Diffusion-driven instability of topological signals coupled by the Dirac operator
Lorenzo Giambagli, Lucille Calmon, Riccardo Muolo, Timoteo Carletti, Ginestra Bianconi
TL;DR
The paper extends Turing pattern theory to topological signals living on nodes and links of networks, coupled by the Dirac operator $\mathcal{D}$ and diffusing through Hodge-Laplacians $\mathcal{L}$. It derives analytic conditions for the onset of diffusion-driven instabilities in two settings: Dirac reaction coupling with Laplacian diffusion, and Dirac cross-diffusion terms (linear or cubic) that mediate diffusion across dimensions. Key findings include that Turing patterns are necessarily distributed across both nodes and edges, and that projected signals $\mathcal{D}\Phi$ inherit the pattern; cross-diffusion can enable instability even when the reaction term does not couple across dimensions. Validation on a benchmark network and on square lattices confirms the theoretical predictions and demonstrates the practical relevance for systems with higher-order interactions and topological signals.
Abstract
The study of reaction-diffusion systems on networks is of paramount relevance for the understanding of nonlinear processes in systems where the topology is intrinsically discrete, such as the brain. Until now reaction-diffusion systems have been studied only when species are defined on the nodes of a network. However, in a number of real systems including, e.g., the brain and the climate, dynamical variables are not only defined on nodes but also on links, faces and higher-dimensional cells of simplicial or cell complexes, leading to topological signals. In this work we study reaction-diffusion processes of topological signals coupled through the Dirac operator. The Dirac operator allows topological signals of different dimension to interact or cross-diffuse as it projects the topological signals defined on simplices or cells of a given dimension to simplices or cells of one dimension up or one dimension down.
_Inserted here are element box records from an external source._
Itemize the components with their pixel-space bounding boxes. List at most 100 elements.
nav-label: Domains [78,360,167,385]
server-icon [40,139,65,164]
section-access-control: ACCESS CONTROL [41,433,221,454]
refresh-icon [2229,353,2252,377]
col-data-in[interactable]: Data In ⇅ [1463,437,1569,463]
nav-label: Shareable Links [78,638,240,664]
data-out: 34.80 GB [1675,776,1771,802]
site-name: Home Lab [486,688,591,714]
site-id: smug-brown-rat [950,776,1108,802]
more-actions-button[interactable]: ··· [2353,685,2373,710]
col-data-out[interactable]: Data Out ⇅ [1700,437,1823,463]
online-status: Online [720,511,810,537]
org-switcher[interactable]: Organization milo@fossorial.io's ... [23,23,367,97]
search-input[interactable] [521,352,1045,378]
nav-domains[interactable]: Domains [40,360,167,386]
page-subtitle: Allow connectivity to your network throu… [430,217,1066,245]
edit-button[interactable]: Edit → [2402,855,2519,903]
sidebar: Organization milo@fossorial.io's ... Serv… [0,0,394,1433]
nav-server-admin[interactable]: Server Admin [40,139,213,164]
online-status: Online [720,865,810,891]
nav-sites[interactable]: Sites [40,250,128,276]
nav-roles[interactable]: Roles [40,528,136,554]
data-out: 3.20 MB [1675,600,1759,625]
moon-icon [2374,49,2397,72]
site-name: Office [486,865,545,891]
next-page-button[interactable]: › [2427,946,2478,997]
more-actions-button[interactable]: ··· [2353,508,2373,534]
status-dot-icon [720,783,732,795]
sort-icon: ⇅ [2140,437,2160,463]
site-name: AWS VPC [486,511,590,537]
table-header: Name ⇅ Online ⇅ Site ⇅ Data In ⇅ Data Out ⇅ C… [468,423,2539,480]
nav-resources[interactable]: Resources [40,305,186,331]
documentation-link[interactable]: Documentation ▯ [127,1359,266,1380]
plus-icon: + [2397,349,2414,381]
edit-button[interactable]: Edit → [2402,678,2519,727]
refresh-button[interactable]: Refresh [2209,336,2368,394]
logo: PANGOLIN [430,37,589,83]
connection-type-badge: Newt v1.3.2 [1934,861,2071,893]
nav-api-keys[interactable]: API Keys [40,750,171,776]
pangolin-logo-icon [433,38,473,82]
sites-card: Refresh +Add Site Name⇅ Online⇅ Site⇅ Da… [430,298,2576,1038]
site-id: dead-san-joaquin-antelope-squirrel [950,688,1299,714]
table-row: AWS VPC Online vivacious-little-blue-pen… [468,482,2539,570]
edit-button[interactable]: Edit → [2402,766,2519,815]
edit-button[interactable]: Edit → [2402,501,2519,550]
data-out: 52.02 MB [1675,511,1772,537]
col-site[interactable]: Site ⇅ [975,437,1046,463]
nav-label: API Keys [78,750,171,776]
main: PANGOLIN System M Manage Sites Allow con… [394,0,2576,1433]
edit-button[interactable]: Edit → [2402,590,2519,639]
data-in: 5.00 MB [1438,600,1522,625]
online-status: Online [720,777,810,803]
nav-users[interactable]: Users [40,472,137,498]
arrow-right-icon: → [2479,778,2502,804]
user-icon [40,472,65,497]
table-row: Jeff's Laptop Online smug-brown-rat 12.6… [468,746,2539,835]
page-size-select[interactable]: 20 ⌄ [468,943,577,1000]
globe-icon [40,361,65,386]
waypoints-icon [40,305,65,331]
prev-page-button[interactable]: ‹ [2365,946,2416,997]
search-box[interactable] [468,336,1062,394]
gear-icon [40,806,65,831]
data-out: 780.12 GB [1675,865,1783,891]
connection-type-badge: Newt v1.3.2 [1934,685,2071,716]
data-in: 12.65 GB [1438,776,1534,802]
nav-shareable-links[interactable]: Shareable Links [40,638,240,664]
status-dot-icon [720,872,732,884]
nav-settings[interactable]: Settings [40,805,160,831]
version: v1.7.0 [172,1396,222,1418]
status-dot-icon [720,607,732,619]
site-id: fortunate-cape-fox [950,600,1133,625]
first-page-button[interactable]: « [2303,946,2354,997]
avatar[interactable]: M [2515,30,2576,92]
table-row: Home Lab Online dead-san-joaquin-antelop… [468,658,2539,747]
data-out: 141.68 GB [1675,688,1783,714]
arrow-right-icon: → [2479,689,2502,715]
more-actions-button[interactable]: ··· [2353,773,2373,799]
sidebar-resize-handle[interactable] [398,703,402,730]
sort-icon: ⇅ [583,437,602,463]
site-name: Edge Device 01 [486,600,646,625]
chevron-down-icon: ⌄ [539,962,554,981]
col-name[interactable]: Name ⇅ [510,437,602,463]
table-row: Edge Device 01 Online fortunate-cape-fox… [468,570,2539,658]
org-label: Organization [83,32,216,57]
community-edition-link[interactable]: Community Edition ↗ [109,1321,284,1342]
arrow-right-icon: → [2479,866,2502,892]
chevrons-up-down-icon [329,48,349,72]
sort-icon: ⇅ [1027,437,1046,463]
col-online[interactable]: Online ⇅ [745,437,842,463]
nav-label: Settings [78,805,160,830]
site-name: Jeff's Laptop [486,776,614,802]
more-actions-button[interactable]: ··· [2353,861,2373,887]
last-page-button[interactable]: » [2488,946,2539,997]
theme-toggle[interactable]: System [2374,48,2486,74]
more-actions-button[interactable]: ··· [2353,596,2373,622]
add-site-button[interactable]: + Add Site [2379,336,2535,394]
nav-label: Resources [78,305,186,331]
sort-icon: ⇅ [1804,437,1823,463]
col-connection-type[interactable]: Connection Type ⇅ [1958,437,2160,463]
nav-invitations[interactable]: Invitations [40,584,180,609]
By focusing on the framework involving nodes and links we establish the conditions for the emergence of Turing patterns and we show that the latter are never localized only on nodes or only on links of the network. Moreover when the topological signals display Turing pattern their projection does as well. We validate the theory hereby developed on a benchmark network model and on square lattices with periodic boundary conditions.